Total operating income jumped by 27.6 percent to P28.84 billion, supported by a 24.7-percent increase in net interest income to P24.77 billion. Non-interest income climbed by 48.7 percent to P4.06 billion, while fees and commissions more than doubled to P3.62 billion.
Araneta said the industry’s latest performance shows thrift banks are not merely growing, but strengthening their role as community-based lenders for households and micro, small and medium enterprises even as competition intensifies from digital banks, fintech firms and electronic money issuers.
“These are not incremental gains. They are structural signals of strength,” Araneta said. “They show that thrift banks are not only stable, we are expanding responsibly and competitively.”
The sector also continued to expand its balance sheet. Total assets rose by 11 percent to P1.4 trillion as of end-May from P1.27 trillion in the same period last year on the back of steady loan growth, stronger deposits and a wider capital base.
The sector’s gross total loan portfolio grew by 13.4 percent to P1.07 trillion from P939.67 billion a year earlier, reflecting continued demand for credit from households and small businesses.
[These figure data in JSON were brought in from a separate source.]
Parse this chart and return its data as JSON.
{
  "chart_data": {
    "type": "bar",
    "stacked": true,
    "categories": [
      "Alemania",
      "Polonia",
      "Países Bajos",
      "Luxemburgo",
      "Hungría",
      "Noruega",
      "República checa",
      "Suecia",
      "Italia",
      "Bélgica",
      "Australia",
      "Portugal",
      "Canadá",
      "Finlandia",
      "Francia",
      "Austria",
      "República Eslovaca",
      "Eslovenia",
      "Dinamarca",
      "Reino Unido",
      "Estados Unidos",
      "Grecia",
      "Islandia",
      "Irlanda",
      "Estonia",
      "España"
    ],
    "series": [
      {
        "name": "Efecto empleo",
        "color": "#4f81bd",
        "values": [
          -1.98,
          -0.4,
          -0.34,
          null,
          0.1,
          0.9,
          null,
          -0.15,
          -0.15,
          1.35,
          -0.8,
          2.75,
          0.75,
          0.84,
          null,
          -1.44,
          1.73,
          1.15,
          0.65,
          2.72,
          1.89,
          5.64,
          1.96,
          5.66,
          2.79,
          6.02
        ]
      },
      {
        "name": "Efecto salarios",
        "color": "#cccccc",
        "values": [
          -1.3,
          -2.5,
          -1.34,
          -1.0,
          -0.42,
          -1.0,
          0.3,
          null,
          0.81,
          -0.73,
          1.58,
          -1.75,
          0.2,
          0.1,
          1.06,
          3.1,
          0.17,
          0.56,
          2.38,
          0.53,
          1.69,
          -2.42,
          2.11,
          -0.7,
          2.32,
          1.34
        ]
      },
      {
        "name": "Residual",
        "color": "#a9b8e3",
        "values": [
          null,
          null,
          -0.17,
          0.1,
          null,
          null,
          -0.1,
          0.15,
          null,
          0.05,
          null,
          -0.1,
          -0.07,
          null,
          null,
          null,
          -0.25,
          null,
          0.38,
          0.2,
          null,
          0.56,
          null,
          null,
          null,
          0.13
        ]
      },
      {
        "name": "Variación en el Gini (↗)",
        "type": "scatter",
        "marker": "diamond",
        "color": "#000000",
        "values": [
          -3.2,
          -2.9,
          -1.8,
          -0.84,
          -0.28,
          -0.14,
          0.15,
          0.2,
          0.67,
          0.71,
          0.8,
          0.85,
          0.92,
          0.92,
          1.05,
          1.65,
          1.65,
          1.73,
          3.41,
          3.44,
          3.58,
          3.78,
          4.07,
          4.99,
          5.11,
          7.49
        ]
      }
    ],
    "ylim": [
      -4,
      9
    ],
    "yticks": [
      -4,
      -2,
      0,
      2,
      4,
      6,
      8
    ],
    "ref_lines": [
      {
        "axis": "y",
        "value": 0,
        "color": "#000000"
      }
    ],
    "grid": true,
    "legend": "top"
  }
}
Deposit liabilities also increased by 10.5 percent to P1.06 trillion from P956.75 billion a year ago, underscoring the sector’s stable funding base despite increasing competition from universal banks, digital banks and electronic money issuers.
“Moving forward, the CTB remains dedicated to partnering with the BSP to advance measures that drive operational efficiencies across the sector,” Araneta said.